Z: number of topics in the model
M: number of cells
K: number of transcriptional states / cellular subpopulation
N: number of genes
parameters
----------
theta: tensor (M x Z)
Topic distribution for cell
phi: tensor (Z x K)
Transcriptional states distribution within each topic
psi: tensor (K x N)
Gene distributions within each transcriptional state.
"""
def ll_docs_f(docs):
dixs, vixs = docs.nonzero()
vfreqs = docs[dixs, vixs]
# loop the inner logsumexp over each topic (inner logsumexp: within each topic do the logsumexp), and the results are stored into reuslts1
results1, updates1 = theano.scan(lambda phi,psi,vixs:
pmmath.logsumexp(tt.log(tt.tile(phi, (vixs.shape[0],1))) + tt.log(psi.T[vixs]), axis=1).ravel(),
sequences=phi,
non_sequences=[psi,vixs])
ll_docs = vfreqs * pmmath.logsumexp(
tt.log(theta[dixs])+results1.T, axis=1).ravel()
return tt.sum(ll_docs)
return ll_docs_f
The AEVB part is what I am struggling with. I have briefly went through the papers about AEVB and ADVI and got basic understanding of it but haven’t totally digested them all so still have problem for implementation.
I was following the PyMC3 LDA documentation, and tried to make adjustment based on the example code.

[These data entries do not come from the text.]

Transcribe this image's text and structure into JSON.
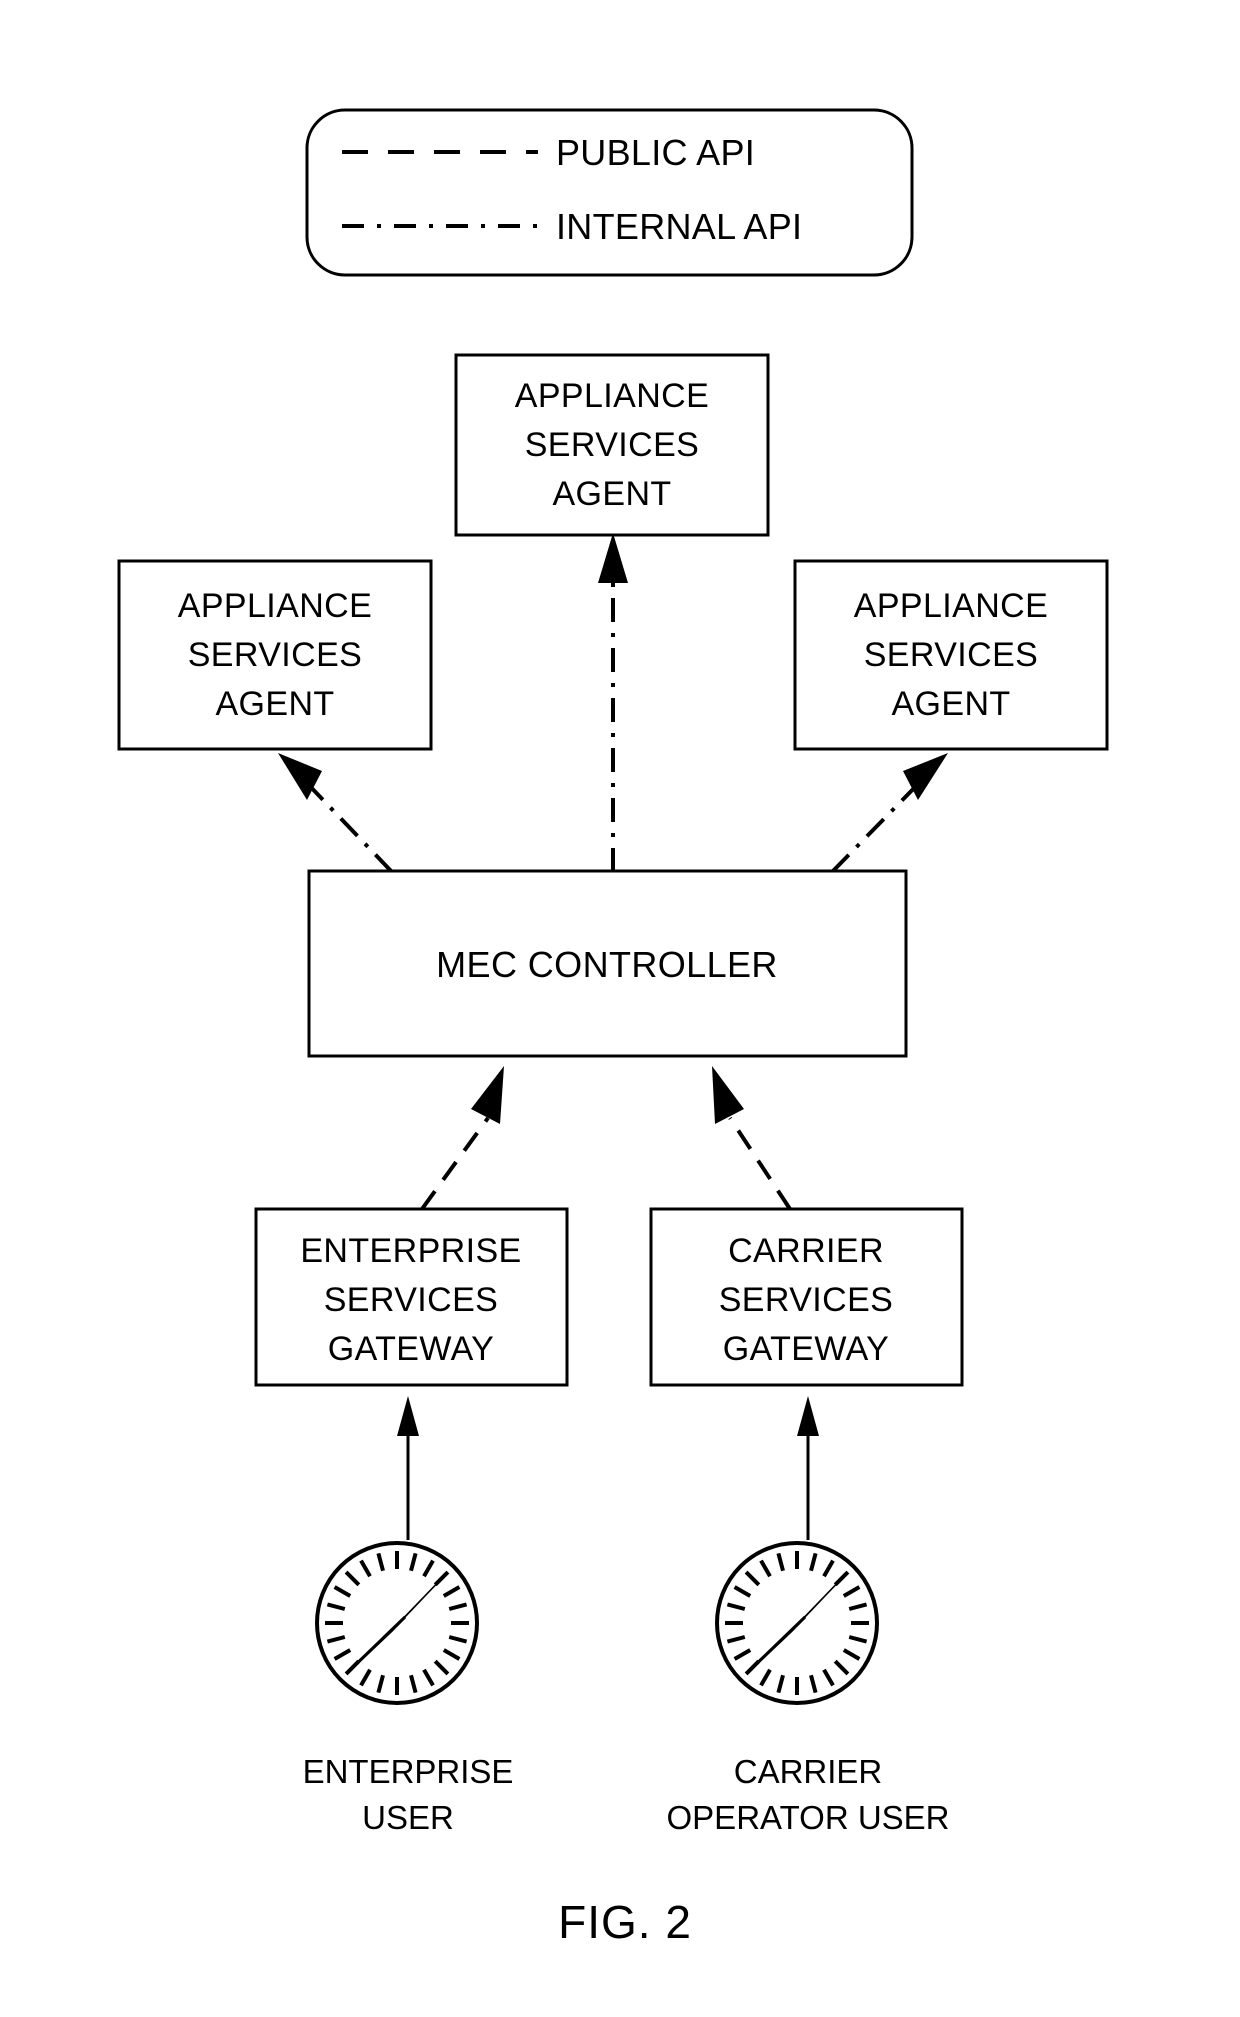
{
  "figure": {
    "caption": "FIG. 2",
    "legend": {
      "public_api_label": "PUBLIC API",
      "internal_api_label": "INTERNAL API",
      "public_api_style": "dashed",
      "internal_api_style": "dash-dot"
    },
    "nodes": {
      "appliance_agent_top": "APPLIANCE\nSERVICES\nAGENT",
      "appliance_agent_top_line1": "APPLIANCE",
      "appliance_agent_top_line2": "SERVICES",
      "appliance_agent_top_line3": "AGENT",
      "appliance_agent_left_line1": "APPLIANCE",
      "appliance_agent_left_line2": "SERVICES",
      "appliance_agent_left_line3": "AGENT",
      "appliance_agent_right_line1": "APPLIANCE",
      "appliance_agent_right_line2": "SERVICES",
      "appliance_agent_right_line3": "AGENT",
      "mec_controller": "MEC CONTROLLER",
      "enterprise_gateway_line1": "ENTERPRISE",
      "enterprise_gateway_line2": "SERVICES",
      "enterprise_gateway_line3": "GATEWAY",
      "carrier_gateway_line1": "CARRIER",
      "carrier_gateway_line2": "SERVICES",
      "carrier_gateway_line3": "GATEWAY"
    },
    "user_labels": {
      "enterprise_user_line1": "ENTERPRISE",
      "enterprise_user_line2": "USER",
      "carrier_user_line1": "CARRIER",
      "carrier_user_line2": "OPERATOR USER"
    },
    "icons": {
      "enterprise_user_icon": "compass-browser-icon",
      "carrier_user_icon": "compass-browser-icon"
    },
    "colors": {
      "stroke": "#000000",
      "background": "#ffffff"
    }
  }
}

But as only one latent variable can be specified for ADVI in PyMC, I only add more hidden layers for the encoder and specify one of the hidden layer has 2*(#transcriptional states -1) neurons, and keep the output layer has 2*(#topics -1) neurons:
class LDAEncoder:
def __init__(self, n_genes, n_hidden1, n_hidden2, n_topics, n_subppl, p_corruption=0, random_seed=1):
rng = np.random.RandomState(random_seed)
self.n_genes = n_genes
self.n_hidden1 = n_hidden1
self.n_hidden2 = n_hidden2
self.n_topics = n_topics
self.n_subppl = n_subppl # transcriptional states
self.w0 = shared(0.01 * rng.randn(n_genes, n_hidden1).ravel(), name='w0')

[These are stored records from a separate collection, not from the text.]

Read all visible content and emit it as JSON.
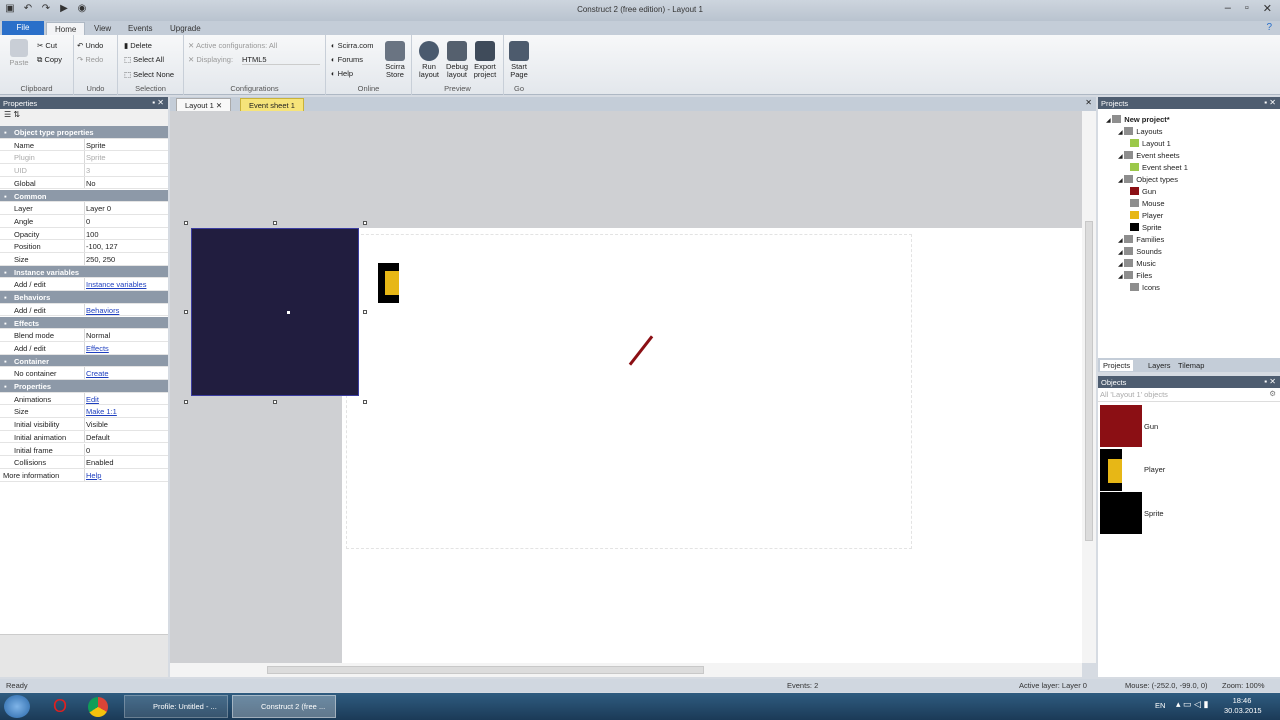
{
  "window": {
    "title": "Construct 2  (free edition) - Layout 1"
  },
  "ribbon_tabs": [
    "File",
    "Home",
    "View",
    "Events",
    "Upgrade"
  ],
  "ribbon": {
    "clipboard": {
      "paste": "Paste",
      "cut": "Cut",
      "copy": "Copy",
      "label": "Clipboard"
    },
    "undo": {
      "undo": "Undo",
      "redo": "Redo",
      "label": "Undo"
    },
    "selection": {
      "delete": "Delete",
      "select_all": "Select All",
      "select_none": "Select None",
      "label": "Selection"
    },
    "configurations": {
      "active": "Active configurations: All",
      "displaying": "Displaying:",
      "displaying_value": "HTML5",
      "label": "Configurations"
    },
    "online": {
      "scirra": "Scirra.com",
      "forums": "Forums",
      "help": "Help",
      "store": "Scirra Store",
      "label": "Online"
    },
    "preview": {
      "run": "Run layout",
      "debug": "Debug layout",
      "export": "Export project",
      "label": "Preview"
    },
    "go": {
      "start": "Start Page",
      "label": "Go"
    }
  },
  "properties": {
    "title": "Properties",
    "rows": [
      {
        "type": "cat",
        "k": "Object type properties"
      },
      {
        "k": "Name",
        "v": "Sprite"
      },
      {
        "k": "Plugin",
        "v": "Sprite",
        "disabled": true
      },
      {
        "k": "UID",
        "v": "3",
        "disabled": true
      },
      {
        "k": "Global",
        "v": "No"
      },
      {
        "type": "cat",
        "k": "Common"
      },
      {
        "k": "Layer",
        "v": "Layer 0"
      },
      {
        "k": "Angle",
        "v": "0"
      },
      {
        "k": "Opacity",
        "v": "100"
      },
      {
        "k": "Position",
        "v": "-100, 127"
      },
      {
        "k": "Size",
        "v": "250, 250"
      },
      {
        "type": "cat",
        "k": "Instance variables"
      },
      {
        "k": "Add / edit",
        "v": "Instance variables",
        "link": true
      },
      {
        "type": "cat",
        "k": "Behaviors"
      },
      {
        "k": "Add / edit",
        "v": "Behaviors",
        "link": true
      },
      {
        "type": "cat",
        "k": "Effects"
      },
      {
        "k": "Blend mode",
        "v": "Normal"
      },
      {
        "k": "Add / edit",
        "v": "Effects",
        "link": true
      },
      {
        "type": "cat",
        "k": "Container"
      },
      {
        "k": "No container",
        "v": "Create",
        "link": true
      },
      {
        "type": "cat",
        "k": "Properties"
      },
      {
        "k": "Animations",
        "v": "Edit",
        "link": true
      },
      {
        "k": "Size",
        "v": "Make 1:1",
        "link": true
      },
      {
        "k": "Initial visibility",
        "v": "Visible"
      },
      {
        "k": "Initial animation",
        "v": "Default"
      },
      {
        "k": "Initial frame",
        "v": "0"
      },
      {
        "k": "Collisions",
        "v": "Enabled"
      },
      {
        "k": "More information",
        "v": "Help",
        "link": true,
        "noindent": true
      }
    ]
  },
  "doc_tabs": [
    "Layout 1",
    "Event sheet 1"
  ],
  "projects": {
    "title": "Projects",
    "tree": [
      {
        "label": "New project*",
        "bold": true,
        "level": 0
      },
      {
        "label": "Layouts",
        "level": 1
      },
      {
        "label": "Layout 1",
        "level": 2
      },
      {
        "label": "Event sheets",
        "level": 1
      },
      {
        "label": "Event sheet 1",
        "level": 2
      },
      {
        "label": "Object types",
        "level": 1
      },
      {
        "label": "Gun",
        "level": 2,
        "swatch": "#8b0f14"
      },
      {
        "label": "Mouse",
        "level": 2
      },
      {
        "label": "Player",
        "level": 2,
        "swatch": "#e7b716"
      },
      {
        "label": "Sprite",
        "level": 2,
        "swatch": "#000000"
      },
      {
        "label": "Families",
        "level": 1
      },
      {
        "label": "Sounds",
        "level": 1
      },
      {
        "label": "Music",
        "level": 1
      },
      {
        "label": "Files",
        "level": 1
      },
      {
        "label": "Icons",
        "level": 2
      }
    ],
    "bottom_tabs": [
      "Projects",
      "Layers",
      "Tilemap"
    ]
  },
  "objects": {
    "title": "Objects",
    "filter_placeholder": "All 'Layout 1' objects",
    "items": [
      {
        "name": "Gun",
        "color": "#8b0f14"
      },
      {
        "name": "Player",
        "color": "#e7b716"
      },
      {
        "name": "Sprite",
        "color": "#000000"
      }
    ]
  },
  "status": {
    "ready": "Ready",
    "events": "Events: 2",
    "active_layer": "Active layer: Layer 0",
    "mouse": "Mouse: (-252.0, -99.0, 0)",
    "zoom": "Zoom: 100%"
  },
  "taskbar": {
    "items": [
      "Profile: Untitled - ...",
      "Construct 2  (free ..."
    ],
    "lang": "EN",
    "time": "18:46",
    "date": "30.03.2015"
  },
  "colors": {
    "sprite": "#211d3f",
    "gun": "#8b0f14",
    "player": "#e7b716"
  }
}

self.b0 = shared(0.01 * rng.randn(n_hidden1), name='b0')
self.w1 = shared(0.01 * rng.randn(n_hidden1, 2 * (n_subppl - 1)).ravel(), name='w1')
self.b1 = shared(0.01 * rng.randn(2 * (n_subppl - 1)), name='b1')
self.w2 = shared(0.01 * rng.randn(2 * (n_subppl - 1), n_hidden2).ravel(), name='w2')
self.b2 = shared(0.01 * rng.randn(n_hidden2), name='b2')
self.w3 = shared(0.01 * rng.randn(n_hidden2, 2 * (n_topics - 1)).ravel(), name='w3')
self.b3 = shared(0.01 * rng.randn(2 * (n_topics - 1)), name='b3')
self.rng = MRG_RandomStreams(seed=random_seed)
self.p_corruption = p_corruption
def encode(self, xs):
if 0 < self.p_corruption:
dixs, vixs = xs.nonzero()
mask = tt.set_subtensor(
tt.zeros_like(xs)[dixs, vixs],
self.rng.binomial(size=dixs.shape, n=1, p=1-self.p_corruption))
xs_ = xs * mask
else:
xs_ = xs
w0 = self.w0.reshape((self.n_genes, self.n_hidden1))
w1 = self.w1.reshape((self.n_hidden1, 2 * (self.n_subppl -1) ))
w2 = self.w2.reshape((2 * (self.n_subppl -1) , self.n_hidden2))
w3 = self.w3.reshape((self.n_hidden2, 2 * (n_topics - 1) ))
h1s = tt.tanh(xs_.dot(w0) + self.b0)
ks = h1s.dot(w1) +self.b1
h2s = tt.tanh(ks.dot(w2) + self.b2)
zs = h2s.dot(w3) + self.b3
zs_mean = zs[:, :(self.n_topics - 1)]
zs_std = zs[:, (self.n_topics - 1):]
return zs_mean, zs_std #, ks_mean, ks_std
def get_params(self):
return [self.w0, self.b0, self.w1, self.b1, self.w2, self.b2 , self.w3, self.b3]
(Also since I am using generated data, I know the true topic for each cell and true transcriptional state for each gene.) The result is not too bad, but far away from good. By comparing to the true parameters, it can identify the cell topics with 100% accuracy, but only around 60% accuracy for gene transcriptional states.
My encoder specification is sure problematic as it is based more on my intuition. I would appreciate any suggestion or any recommendations for the materials I can refer to.
Thank you very much and kind regards.